You can currently create Datasets in Humanloop in three ways: from existing logs, by uploading a CSV or via the API.

Create a Dataset from Logs

Prerequisites:

  • A Prompt in Humanloop
  • Some Logs available in that Prompt

To create a Dataset from existing Logs:

Go to the Logs tab

Select a subset of the Logs

Choose Add to Dataset

In the menu in the top right of the page, select Add to dataset.

Select some logs and then click **Add to Dataset**

Add to a new or existing Dataset

Provide a name of the new dataset and click Create, or you can click add to existing dataset to append the selected to a dataset you already have.

Upload data from CSV

Prerequisites:

To create a dataset from a CSV file, we’ll first create a CSV in Google Sheets and then upload it to a dataset in Humanloop.

Create a CSV file.

  • In our Google Sheets example below, we have a column called user_query which is an input to a prompt variable of that name.

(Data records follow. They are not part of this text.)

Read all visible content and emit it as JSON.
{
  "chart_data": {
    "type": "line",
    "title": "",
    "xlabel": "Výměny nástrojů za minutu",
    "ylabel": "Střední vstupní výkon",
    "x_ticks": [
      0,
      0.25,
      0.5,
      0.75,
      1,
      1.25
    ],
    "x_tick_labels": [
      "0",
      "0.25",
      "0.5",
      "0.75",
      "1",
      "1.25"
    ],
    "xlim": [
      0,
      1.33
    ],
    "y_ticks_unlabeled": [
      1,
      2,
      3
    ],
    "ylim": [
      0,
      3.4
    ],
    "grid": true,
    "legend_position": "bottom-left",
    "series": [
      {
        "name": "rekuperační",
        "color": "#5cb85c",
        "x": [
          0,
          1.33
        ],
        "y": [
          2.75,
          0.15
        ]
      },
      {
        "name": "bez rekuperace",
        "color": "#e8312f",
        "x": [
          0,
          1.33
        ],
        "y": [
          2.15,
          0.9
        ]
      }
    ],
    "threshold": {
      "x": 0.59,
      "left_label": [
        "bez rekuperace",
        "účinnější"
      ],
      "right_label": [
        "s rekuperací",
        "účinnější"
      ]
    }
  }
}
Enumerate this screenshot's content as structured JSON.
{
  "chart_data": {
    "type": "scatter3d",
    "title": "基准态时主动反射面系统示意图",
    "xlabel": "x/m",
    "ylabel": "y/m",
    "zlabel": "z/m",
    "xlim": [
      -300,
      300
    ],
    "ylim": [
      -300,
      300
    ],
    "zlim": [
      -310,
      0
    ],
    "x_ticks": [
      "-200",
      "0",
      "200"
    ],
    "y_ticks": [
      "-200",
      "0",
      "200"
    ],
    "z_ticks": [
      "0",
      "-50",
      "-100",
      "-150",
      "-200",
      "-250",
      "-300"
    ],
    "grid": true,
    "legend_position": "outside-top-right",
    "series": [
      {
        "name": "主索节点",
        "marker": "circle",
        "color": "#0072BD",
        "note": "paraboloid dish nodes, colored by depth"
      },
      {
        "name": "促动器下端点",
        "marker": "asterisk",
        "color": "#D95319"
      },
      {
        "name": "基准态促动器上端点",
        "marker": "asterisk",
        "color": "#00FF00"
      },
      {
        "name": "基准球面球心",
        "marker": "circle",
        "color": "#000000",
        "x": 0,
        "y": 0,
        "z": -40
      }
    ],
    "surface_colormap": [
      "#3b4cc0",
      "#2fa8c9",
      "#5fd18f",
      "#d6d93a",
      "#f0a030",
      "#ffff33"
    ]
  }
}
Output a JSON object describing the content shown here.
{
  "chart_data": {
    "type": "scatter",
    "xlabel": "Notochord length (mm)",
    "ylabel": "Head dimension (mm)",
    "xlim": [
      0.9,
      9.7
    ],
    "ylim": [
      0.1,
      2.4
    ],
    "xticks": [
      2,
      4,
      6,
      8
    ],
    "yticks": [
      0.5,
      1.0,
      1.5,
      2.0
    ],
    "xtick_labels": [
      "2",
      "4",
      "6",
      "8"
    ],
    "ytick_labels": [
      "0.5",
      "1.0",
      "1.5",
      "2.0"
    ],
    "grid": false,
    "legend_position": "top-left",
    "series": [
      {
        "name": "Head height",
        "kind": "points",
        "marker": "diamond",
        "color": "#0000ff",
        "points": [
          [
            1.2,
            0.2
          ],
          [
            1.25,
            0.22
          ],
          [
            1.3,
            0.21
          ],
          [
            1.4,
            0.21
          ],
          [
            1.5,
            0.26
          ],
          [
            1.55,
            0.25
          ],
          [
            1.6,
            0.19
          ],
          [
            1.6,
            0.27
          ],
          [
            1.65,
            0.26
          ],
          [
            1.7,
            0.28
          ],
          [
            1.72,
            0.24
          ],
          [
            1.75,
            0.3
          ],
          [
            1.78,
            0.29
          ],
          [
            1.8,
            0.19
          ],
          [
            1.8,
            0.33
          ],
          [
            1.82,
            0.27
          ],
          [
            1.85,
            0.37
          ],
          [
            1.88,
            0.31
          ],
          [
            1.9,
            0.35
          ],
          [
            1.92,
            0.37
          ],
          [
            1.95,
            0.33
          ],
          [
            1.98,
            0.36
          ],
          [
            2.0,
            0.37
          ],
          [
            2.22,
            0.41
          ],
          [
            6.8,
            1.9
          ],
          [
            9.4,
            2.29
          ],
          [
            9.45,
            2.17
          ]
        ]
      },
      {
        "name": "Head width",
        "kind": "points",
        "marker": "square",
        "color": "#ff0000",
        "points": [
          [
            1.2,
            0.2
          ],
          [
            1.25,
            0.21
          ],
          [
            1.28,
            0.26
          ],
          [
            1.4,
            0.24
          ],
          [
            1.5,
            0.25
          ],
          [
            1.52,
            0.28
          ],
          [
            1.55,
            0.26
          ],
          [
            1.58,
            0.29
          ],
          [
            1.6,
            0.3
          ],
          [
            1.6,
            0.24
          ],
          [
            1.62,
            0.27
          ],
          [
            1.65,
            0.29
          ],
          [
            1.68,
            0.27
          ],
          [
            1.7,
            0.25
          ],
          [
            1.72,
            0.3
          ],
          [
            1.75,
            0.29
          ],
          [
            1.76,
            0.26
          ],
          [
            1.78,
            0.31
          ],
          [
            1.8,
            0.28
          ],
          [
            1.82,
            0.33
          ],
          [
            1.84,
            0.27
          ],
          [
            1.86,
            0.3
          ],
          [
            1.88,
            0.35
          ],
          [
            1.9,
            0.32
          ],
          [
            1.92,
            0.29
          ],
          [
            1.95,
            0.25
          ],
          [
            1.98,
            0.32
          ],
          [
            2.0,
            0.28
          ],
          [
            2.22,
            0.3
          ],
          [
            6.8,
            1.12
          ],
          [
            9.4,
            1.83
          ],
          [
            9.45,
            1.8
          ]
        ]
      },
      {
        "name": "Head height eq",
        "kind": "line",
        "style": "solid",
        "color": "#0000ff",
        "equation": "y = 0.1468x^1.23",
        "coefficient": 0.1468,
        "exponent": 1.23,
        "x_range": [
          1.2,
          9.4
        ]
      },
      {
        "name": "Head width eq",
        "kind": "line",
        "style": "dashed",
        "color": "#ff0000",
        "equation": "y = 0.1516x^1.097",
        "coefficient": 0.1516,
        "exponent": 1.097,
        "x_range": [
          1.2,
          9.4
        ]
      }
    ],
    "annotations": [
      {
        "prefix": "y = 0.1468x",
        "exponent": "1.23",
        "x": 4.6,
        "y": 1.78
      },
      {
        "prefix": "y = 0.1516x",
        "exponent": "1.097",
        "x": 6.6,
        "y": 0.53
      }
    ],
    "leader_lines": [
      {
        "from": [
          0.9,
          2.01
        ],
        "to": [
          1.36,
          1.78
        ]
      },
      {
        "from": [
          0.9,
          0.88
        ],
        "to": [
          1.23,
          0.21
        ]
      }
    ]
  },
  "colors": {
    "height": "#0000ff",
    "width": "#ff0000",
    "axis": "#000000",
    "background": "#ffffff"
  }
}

So in our model config, we’ll need to include {{ user_query }} somewhere, and that placeholder will be populated with the value from the user_query input in the datapoint at generation-time.
  • You can include as many columns of prompt variables as you need for your model configs.
  • There is additionally a column called target which will populate the target of the datapoint. In this case, we use simple strings to define the target.
  • Note: messages are harder to incorporate into a CSV file as they tend to be verbose and hard-to-read JSON. If you want a dataset with messages, consider using the API to upload, or convert from existing logs.
A CSV file in Google Sheets defining a collection of 9 datapoints.

Export the Google Sheet to CSV

Choose FileDownloadComma-separated values (.csv)

Create a new Dataset File

Click Upload CSV

Uupload the CSV file from step 2 by drag-and-drop or using the file explorer.

Uploading a CSV file to create a dataset.

Click Upload Dataset from CSV

You should see a new dataset appear in the datasets tab. You can explore it by clicking in.

You’ll see a column with the input key-value pairs for each datapoint, a messages column (in our case we didn’t use messages, so they’re all empty) and a target column with the expected model output.

Upload via API

First define some sample data

This should consist of user messages and target extraction pairs. This is where you could load up any existing data you wish to use for your evaluation:

Python
1# Example test case data
2data = [
3 {
4 "messages": [
5 {
6 "role": "user",
7 "content": "Hi Humanloop support team, I'm having trouble understanding how to use the evaluations feature in your software. Can you provide a step-by-step guide or any resources to help me get started?",
8 }
9 ],
10 "target": {"feature": "evaluations", "issue": "needs step-by-step guide"},
11 },
12 {
13 "messages": [
14 {
15 "role": "user",
16 "content": "Hi there, I'm interested in fine-tuning a language model using your software. Can you explain the process and provide any best practices or guidelines?",
17 }
18 ],
19 "target": {
20 "feature": "fine-tuning",
21 "issue": "process explanation and best practices",
22 },
23 },
24]

Then define a dataset and upload the datapoints

Python
1# Create a dataset
2dataset = humanloop.datasets.create(
3 project_id=project_id,
4 name="Sample dataset",
5 description="Examples of featue requests extracted from user messages",
6)
7dataset_id = dataset.id
8
9# Create datapoints for the dataset
10datapoints = humanloop.datasets.create_datapoint(
11 dataset_id=dataset_id,
12 body=data,
13)

On the datasets tab in your Humanloop project you will now see the dataset you just uploaded via the API.